ときを待たぬもの

 昨夜のうちに届いていた訃報に朝になって気付く。所属する会の重鎮が還浄されたとの報せだった。巷には「おめでとうございます」ということばのあふれる元日に、終焉を迎える人生がある。いのちの事実は「とき」を待たない。
 昨日、お寺の帰りに聞いたラジオ。初詣で他人の投げた賽銭がコートのフードに入っていたのを自分のものにしたら罪になるのかという話をしていた。法律家が「願いが大きいと賽銭の額が大きくなるようだ」という主旨の発言をしたところ、相手役の女優が「そもそも、初詣というのは願いごとをするものなのでしょうか」と応じていた。因島出身の女優の持つこの感性に安芸門徒の伝統が息づいているのだとしたら愉快でならない。

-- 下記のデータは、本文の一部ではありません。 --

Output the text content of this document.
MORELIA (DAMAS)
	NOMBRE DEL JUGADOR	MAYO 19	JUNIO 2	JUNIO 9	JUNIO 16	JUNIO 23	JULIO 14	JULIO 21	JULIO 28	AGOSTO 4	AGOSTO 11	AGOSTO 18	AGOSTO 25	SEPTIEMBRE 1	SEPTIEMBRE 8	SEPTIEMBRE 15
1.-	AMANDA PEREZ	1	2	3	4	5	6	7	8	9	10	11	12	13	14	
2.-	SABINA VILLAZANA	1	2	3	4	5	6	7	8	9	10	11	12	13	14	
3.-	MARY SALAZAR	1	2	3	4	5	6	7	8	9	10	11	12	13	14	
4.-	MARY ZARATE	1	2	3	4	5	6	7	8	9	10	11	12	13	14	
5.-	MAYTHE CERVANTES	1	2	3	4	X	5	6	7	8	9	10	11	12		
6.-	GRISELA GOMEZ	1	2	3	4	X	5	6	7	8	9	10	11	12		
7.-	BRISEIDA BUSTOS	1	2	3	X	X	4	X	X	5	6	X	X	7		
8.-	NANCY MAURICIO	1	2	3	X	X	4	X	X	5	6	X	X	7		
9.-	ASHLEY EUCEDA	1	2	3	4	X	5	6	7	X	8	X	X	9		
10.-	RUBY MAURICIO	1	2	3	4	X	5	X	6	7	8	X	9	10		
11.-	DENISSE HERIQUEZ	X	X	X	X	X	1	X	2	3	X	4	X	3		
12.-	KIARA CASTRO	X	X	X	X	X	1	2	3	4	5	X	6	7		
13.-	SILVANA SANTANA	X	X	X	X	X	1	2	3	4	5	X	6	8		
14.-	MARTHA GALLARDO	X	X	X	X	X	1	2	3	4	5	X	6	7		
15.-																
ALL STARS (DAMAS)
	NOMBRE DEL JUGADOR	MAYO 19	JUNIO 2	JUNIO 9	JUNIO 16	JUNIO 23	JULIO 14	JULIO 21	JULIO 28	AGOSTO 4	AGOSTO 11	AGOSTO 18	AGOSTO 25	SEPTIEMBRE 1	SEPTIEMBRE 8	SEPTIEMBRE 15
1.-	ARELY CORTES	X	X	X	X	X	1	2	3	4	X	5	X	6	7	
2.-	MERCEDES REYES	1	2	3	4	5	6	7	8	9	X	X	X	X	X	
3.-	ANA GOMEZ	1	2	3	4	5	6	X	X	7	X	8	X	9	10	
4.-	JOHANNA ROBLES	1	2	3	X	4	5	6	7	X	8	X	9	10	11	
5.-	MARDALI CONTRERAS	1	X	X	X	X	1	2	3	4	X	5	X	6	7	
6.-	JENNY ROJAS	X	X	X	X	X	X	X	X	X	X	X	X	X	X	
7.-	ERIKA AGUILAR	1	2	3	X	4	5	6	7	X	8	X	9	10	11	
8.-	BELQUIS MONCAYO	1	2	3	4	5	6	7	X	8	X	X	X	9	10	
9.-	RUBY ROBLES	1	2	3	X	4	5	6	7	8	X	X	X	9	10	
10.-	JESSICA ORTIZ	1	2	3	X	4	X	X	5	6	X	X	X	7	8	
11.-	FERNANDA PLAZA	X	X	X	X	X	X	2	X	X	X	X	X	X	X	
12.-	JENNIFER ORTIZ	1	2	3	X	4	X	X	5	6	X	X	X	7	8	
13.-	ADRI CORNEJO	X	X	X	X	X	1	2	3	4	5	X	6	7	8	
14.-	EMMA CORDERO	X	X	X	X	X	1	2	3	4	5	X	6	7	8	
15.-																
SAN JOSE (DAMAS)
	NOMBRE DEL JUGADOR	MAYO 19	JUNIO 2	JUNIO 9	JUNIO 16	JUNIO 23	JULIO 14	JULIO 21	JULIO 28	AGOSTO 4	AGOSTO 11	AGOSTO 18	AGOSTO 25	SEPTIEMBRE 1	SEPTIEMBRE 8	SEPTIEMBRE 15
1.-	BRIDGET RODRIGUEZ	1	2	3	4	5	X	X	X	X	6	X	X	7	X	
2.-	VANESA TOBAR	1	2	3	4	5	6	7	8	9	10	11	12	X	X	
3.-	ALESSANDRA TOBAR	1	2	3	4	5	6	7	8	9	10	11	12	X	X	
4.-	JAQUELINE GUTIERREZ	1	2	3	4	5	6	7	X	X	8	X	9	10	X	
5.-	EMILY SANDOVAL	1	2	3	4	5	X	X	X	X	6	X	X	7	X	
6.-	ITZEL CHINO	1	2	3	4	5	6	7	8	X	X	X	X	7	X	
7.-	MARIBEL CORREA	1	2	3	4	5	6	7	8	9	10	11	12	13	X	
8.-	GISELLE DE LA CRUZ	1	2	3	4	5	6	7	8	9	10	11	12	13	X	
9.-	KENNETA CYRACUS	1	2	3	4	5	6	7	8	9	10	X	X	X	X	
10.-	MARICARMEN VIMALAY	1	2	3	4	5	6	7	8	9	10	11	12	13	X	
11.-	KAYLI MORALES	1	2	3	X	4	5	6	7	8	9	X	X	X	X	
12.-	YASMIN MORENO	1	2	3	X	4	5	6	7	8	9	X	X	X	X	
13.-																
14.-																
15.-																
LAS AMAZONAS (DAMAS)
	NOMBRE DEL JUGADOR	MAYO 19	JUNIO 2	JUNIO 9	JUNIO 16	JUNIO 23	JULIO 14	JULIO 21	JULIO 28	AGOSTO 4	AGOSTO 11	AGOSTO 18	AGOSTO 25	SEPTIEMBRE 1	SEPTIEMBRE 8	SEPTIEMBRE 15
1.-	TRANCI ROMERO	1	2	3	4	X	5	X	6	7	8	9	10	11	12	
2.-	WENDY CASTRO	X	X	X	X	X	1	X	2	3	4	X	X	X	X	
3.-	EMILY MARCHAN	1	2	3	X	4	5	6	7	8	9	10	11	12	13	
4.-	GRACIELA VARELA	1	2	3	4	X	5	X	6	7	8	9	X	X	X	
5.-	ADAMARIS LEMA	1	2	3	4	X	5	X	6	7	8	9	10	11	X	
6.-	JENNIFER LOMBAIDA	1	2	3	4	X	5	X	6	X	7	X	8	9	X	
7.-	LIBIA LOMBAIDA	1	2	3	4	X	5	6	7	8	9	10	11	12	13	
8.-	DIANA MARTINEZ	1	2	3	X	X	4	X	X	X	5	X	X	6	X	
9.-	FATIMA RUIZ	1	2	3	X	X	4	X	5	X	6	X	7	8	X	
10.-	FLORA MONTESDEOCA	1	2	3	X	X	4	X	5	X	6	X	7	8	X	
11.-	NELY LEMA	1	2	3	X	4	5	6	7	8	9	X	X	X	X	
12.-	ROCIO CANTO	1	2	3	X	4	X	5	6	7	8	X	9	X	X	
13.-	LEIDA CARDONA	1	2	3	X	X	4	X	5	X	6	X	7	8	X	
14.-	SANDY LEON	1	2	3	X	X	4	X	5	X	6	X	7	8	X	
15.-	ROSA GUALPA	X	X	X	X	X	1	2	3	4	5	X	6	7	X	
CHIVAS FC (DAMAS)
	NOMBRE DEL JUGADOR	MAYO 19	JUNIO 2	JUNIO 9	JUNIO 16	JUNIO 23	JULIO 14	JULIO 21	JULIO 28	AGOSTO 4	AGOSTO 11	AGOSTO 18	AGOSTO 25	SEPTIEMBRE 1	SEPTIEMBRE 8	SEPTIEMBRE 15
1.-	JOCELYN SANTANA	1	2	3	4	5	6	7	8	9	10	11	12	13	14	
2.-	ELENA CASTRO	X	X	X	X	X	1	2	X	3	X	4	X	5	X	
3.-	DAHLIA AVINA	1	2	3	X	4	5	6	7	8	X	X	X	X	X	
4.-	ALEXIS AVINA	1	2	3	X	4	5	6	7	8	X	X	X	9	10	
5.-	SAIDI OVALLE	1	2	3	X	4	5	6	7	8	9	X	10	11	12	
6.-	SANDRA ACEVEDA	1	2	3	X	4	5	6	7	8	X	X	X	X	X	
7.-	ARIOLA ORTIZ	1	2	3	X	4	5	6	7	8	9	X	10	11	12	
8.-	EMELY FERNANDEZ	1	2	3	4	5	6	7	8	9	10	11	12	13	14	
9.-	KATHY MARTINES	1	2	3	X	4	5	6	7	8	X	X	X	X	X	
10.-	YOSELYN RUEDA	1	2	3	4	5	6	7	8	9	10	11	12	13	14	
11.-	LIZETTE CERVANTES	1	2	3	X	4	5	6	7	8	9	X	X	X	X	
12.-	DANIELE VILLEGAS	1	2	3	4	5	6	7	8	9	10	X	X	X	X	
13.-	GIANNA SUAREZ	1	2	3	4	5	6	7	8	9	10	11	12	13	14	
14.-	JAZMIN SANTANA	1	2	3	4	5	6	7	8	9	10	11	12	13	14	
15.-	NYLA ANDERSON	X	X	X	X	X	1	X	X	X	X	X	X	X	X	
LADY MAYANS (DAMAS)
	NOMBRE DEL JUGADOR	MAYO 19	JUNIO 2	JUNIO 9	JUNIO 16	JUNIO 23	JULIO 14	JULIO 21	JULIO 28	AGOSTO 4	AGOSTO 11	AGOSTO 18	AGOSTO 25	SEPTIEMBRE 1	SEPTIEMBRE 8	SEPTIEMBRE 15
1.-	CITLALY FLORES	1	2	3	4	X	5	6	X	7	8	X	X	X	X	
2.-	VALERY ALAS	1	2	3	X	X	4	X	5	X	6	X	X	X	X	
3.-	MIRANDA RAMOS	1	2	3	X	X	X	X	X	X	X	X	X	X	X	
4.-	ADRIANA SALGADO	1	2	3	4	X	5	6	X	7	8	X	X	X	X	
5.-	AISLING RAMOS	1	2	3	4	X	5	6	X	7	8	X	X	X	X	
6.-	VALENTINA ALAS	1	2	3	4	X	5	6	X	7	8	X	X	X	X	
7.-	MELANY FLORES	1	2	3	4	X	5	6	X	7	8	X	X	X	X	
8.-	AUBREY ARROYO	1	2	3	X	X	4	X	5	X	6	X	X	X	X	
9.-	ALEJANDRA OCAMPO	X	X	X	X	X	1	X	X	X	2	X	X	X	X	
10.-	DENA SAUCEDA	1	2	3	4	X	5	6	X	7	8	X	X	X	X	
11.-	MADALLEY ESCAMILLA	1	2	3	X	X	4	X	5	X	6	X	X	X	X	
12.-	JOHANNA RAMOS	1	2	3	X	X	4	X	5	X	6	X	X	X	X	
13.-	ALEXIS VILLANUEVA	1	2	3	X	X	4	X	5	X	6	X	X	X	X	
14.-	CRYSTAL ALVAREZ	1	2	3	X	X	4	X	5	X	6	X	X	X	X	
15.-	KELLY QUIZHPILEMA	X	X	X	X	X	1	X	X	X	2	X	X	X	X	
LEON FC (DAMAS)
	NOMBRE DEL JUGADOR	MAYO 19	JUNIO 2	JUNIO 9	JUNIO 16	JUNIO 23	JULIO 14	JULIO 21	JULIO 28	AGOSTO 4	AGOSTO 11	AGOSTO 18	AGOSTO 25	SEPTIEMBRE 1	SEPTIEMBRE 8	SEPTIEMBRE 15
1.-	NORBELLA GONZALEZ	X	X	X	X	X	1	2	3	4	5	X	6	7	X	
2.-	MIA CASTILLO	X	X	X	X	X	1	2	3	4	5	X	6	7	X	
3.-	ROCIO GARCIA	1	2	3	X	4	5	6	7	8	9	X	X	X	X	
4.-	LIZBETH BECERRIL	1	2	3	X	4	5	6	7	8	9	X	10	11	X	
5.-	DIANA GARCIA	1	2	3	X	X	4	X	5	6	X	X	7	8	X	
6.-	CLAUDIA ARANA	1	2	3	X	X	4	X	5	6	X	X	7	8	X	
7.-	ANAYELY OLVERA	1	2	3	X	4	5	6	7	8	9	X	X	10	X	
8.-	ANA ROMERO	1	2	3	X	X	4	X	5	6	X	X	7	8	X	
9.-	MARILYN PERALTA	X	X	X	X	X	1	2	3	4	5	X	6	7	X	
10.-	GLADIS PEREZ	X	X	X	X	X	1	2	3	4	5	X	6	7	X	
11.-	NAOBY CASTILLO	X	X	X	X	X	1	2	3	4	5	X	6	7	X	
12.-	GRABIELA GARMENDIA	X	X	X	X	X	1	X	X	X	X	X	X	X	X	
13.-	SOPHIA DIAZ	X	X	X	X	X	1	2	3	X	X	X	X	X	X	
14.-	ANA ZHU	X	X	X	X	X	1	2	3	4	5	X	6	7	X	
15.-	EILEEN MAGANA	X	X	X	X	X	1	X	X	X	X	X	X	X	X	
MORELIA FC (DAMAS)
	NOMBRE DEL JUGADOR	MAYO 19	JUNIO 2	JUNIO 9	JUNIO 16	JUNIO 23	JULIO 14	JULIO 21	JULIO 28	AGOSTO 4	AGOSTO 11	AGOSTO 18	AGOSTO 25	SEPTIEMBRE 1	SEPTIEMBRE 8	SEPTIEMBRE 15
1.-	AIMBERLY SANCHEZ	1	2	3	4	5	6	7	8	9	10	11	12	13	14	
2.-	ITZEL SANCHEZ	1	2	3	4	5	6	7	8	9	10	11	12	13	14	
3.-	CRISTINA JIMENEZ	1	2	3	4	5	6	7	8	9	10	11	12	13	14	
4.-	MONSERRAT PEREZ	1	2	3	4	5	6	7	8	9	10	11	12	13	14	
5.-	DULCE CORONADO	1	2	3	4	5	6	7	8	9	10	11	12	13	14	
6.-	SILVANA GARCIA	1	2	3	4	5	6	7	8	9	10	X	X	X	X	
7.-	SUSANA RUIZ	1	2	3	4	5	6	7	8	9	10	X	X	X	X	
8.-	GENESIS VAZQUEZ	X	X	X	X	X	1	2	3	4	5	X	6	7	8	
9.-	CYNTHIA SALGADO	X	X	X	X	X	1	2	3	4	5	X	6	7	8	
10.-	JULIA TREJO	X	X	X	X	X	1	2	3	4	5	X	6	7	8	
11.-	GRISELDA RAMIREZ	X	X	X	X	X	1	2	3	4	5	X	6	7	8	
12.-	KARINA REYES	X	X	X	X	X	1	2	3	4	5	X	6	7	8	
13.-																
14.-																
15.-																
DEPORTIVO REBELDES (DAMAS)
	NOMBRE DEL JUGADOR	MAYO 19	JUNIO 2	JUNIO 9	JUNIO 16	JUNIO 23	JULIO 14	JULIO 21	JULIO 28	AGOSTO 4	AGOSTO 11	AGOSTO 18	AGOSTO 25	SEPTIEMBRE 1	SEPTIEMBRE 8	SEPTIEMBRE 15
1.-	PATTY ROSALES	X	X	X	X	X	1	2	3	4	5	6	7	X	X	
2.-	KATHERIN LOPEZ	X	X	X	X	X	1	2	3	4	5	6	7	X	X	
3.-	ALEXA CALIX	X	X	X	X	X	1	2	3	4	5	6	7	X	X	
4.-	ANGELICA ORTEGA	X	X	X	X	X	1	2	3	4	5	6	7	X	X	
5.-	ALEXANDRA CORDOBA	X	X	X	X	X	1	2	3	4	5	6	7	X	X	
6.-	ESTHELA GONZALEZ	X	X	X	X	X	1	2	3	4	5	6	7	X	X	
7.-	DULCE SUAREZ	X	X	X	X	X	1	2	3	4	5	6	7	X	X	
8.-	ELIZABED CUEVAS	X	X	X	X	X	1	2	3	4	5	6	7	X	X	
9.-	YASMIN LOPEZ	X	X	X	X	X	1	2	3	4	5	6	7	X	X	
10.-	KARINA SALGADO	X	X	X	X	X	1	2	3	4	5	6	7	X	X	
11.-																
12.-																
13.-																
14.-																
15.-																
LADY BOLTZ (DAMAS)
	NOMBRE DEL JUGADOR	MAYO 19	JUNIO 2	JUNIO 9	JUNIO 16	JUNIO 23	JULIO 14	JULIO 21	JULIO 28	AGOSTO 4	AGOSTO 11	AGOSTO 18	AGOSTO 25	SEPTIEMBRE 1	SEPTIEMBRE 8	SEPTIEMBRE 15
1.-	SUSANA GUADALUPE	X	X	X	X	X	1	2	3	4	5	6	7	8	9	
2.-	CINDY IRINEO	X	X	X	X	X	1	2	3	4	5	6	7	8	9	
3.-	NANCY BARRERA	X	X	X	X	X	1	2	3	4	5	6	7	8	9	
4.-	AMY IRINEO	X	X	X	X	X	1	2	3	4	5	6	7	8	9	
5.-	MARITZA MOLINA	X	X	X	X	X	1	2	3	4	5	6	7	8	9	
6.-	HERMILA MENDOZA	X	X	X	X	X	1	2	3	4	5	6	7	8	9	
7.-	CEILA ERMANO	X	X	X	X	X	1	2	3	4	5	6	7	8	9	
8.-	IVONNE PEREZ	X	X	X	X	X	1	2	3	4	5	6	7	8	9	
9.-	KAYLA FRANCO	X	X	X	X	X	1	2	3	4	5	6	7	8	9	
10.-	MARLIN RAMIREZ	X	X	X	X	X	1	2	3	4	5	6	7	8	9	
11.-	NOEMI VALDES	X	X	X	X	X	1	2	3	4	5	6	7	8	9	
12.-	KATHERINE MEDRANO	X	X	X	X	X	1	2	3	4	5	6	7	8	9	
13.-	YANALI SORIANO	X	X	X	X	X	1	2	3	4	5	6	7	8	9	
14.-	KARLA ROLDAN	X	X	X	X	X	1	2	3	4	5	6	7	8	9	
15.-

 安芸門徒の地・広島に名物あり。俗に「名物に美味いものなし」などと言われるが「川通り餅」は別だ。私たちの会の会長氏は香川にお住まいだが、大量に買い求めてお帰りになるのを目撃したことがある。そう、この菓子は広島でしか手に入らず賞味期限も短いのだ。だから、私のように広島から遠く離れて暮らすものには、なかなかひとさまに差し上げることがかなわない。暮れに持ち帰ったものも、明日あたりが期限か。急いで食べることにしよう。